JoEllen is the community’s Mashpiah, essentially the spiritual lay leader of the congregation, as well as a manager of the synagogue’s day-to-day operations. Her story is as interesting and unique to New Zealand as Temple Sinai’s. “I grew up in New York and I moved here in 1980,” JoEllen tells me – although I could tell just from a few minutes of speaking with her that her accent from home had clung on over the years. “I was raised in a Jewish neighborhood and, even though my parents were completely secular, I knew who I was – I was Jewish.”
In New Zealand, however, JoEllen came to realize that replicating that childhood would be difficult. “When I came here and had children, I saw that that wasn’t going to happen. Judaism just is something that people are completely unaware of.” In order to try and address this, she joined Temple Sinai. After doing so, she asked if there was some sort of religious Sunday school to send her kids. “Can you teach?” she recalls them asking.
“I hadn’t been brought up with a strong Jewish education but I knew some stuff and I could learn the Alef-Bet and then teach it, so that’s what I started doing. That was my reach introduction – teaching at the Beit Midrash. I just completely fell in love with Judaism and the study of it.” JoEllen took a religious studies course at Victoria University in Wellington. After finishing this, she worked at Beth El’s Jewish primary teacher. “Suddenly I became a Jewish studies teacher,” she says, “It would never have happened in America, but here, it was happening.”
At the same time, JoEllen became the principal of the Sunday school at Temple Sinai and found herself leading services, teaching Bar Mitzvah students, and becoming more and more involved. Shortly thereafter, she began working full time at the synagogue as Mashpiah, a position that she effectively created. “I don’t think I could have done this in the States.” Only in New Zealand.
Of course, JoEllen stresses that she is not the only contributor to Temple life. Sinai is in many ways a cooperative community, a true family for a congregation made up of Americans, Australians, Israelis, South Africans and a handful of other nationalities. It is a home away from home for the mostly non-Kiwi congregation – and the more one puts in, the more they get out.
This is a long tradition for Temple Sinai. Shortly after they purchased the house in which the synagogue sat, the community found a note in the monthly Bulletin – which continues to this day – reading “SHAME BORE INTO US!!” It continued, “On a recent Sunday morning, before many of us had even bestirred ourselves, John and Daphne Salinger were busy mowing the lawn and digging away to make the Temple garden respectable! […] It is not fair that all this should be left to the Salingers. It is all very well to hear it said ‘Oh, it always happens in every club…everything left to a few’, but when a community effort is so often looked for in vain, then it becomes a case of ‘hope deferred maketh the heart sick.’” The Salingers continued to mow the lawns thereafter, although with more help than before.
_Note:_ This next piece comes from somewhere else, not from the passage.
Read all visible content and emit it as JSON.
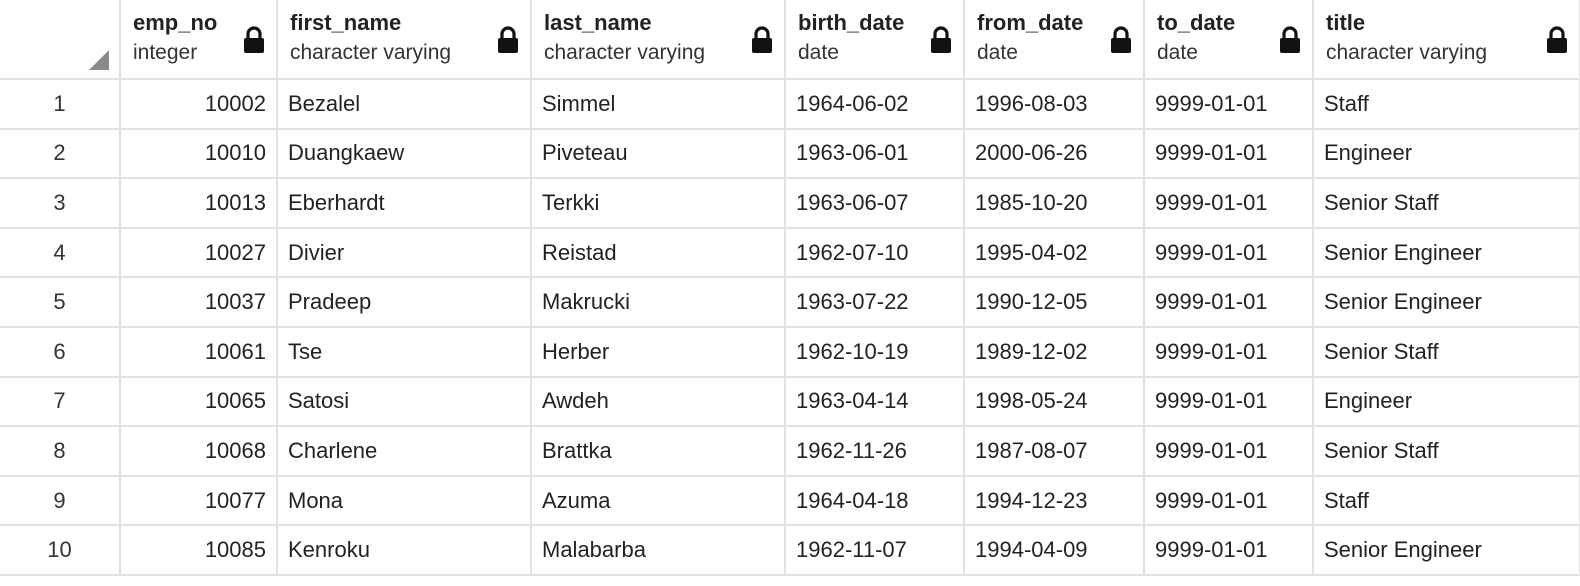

The congregation doesn’t have a full-time Rabbi. In part this is for monetary reasons. “We’re not unfortunately part of that Jewish stereotype of having lots of doctors and lawyers. We’re like teachers, gardeners, workers, people who are not super wealthy.” However, “A lot of our members – probably half, I would say – don’t want to have a Rabbi. The strength of this congregation is that people participate at a level that I’ve never seen in other congregations. When there’s a Rabbi, everybody sort of steps back a bit. Without a Rabbi, it feels like it’s a true community endeavor.”
Temple Sinai has had Rabbis in the past and frequently invite visiting Rabbis to lead a few services. Currently, they operate on a rough plan of going three years with a Rabbi and then three years without. “But, we haven’t had a Rabbi now for four years,” JoEllen says with a hint of a smile.